Tags created by the fileset enricher are composed by the following attributes, and all stats are a snapshot of the execution time:

Field Description Mandatory
execution_time Execution time when all stats were collected. Y
files Number of files found, that matches the prefix. N
min_file_size Minimum file size found in bytes. N
max_file_size Maximum file size found in bytes. N
avg_file_size Average file size found in bytes. N
total_file_size Total file size found in bytes. N
first_created_date First time a file was created in the bucket(s). N
last_created_date Last time a file was created in the bucket(s). N
last_updated_date Last time a file was updated in the bucket(s). N
created_files_by_day Number of files created on the same date. N
updated_files_by_day Number of files updated on the same date. N
prefix Prefix used to find the files. N
bucket_prefix When specified at runtime, buckets without this prefix are ignored. N
buckets_found Number of buckets that matched the prefix. N
files_by_bucket Number of files found on each bucket. N
files_by_type Number of files found by file type. N

If no fields are specified when running the fileset enricher, all Tag fields will be applied.

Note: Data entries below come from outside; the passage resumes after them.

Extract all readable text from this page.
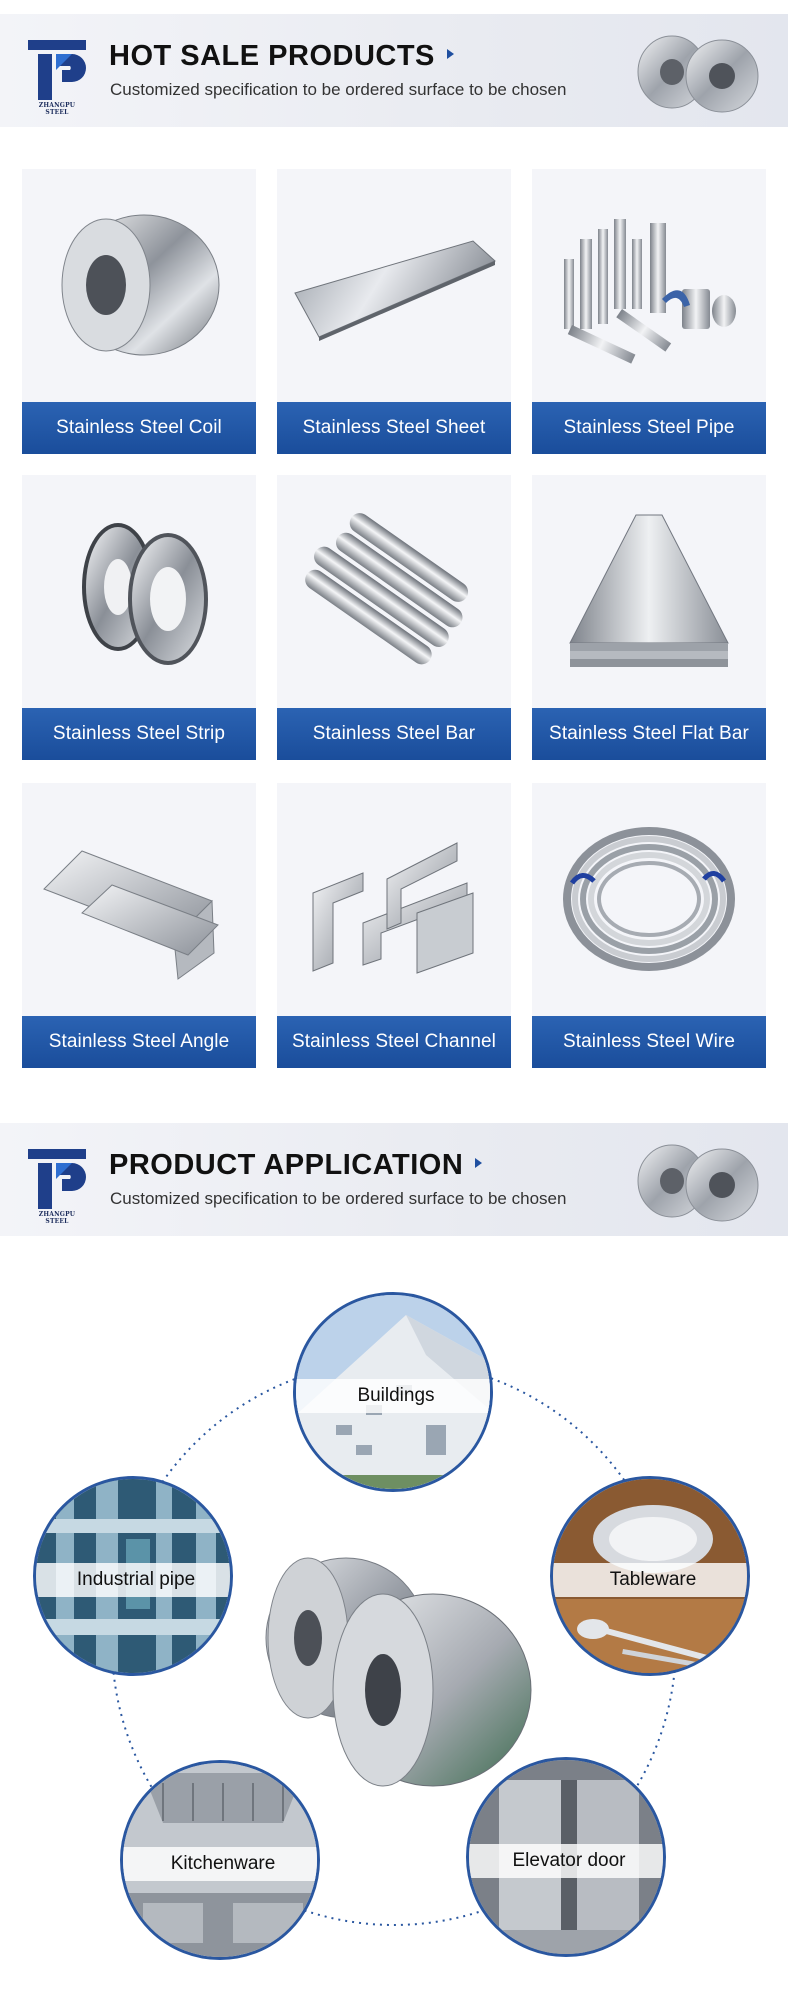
ZHANGPU STEEL
HOT SALE PRODUCTS
Customized specification to be ordered surface to be chosen
Stainless Steel Coil	Stainless Steel Sheet	Stainless Steel Pipe
Stainless Steel Strip	Stainless Steel Bar	Stainless Steel Flat Bar
Stainless Steel Angle	Stainless Steel Channel	Stainless Steel Wire
ZHANGPU STEEL
PRODUCT APPLICATION
Customized specification to be ordered surface to be chosen
Buildings
Industrial pipe	Tableware
Kitchenware	Elevator door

To generate file statistics and create the Tags this python package, uses the GCS list_buckets and list_blobs APIs to extract the metadata that matches the file pattern, so their billing policies will apply.

2. Environment setup

2.1. Get the code

git clone https://github.com/mesmacosta/datacatalog-fileset-enricher
cd datacatalog-fileset-enricher

2.2. Auth credentials

2.2.1. Create a service account and grant it below roles
  • Data Catalog Tag Editor
  • Data Catalog TagTemplate Owner
  • Data Catalog Viewer
  • Storage Admin or Custom Role with storage.buckets.list acl
2.2.2. Download a JSON key and save it as
  • ./credentials/datacatalog-fileset-enricher.json

2.3. Virtualenv

Using virtualenv is optional, but strongly recommended unless you use Docker.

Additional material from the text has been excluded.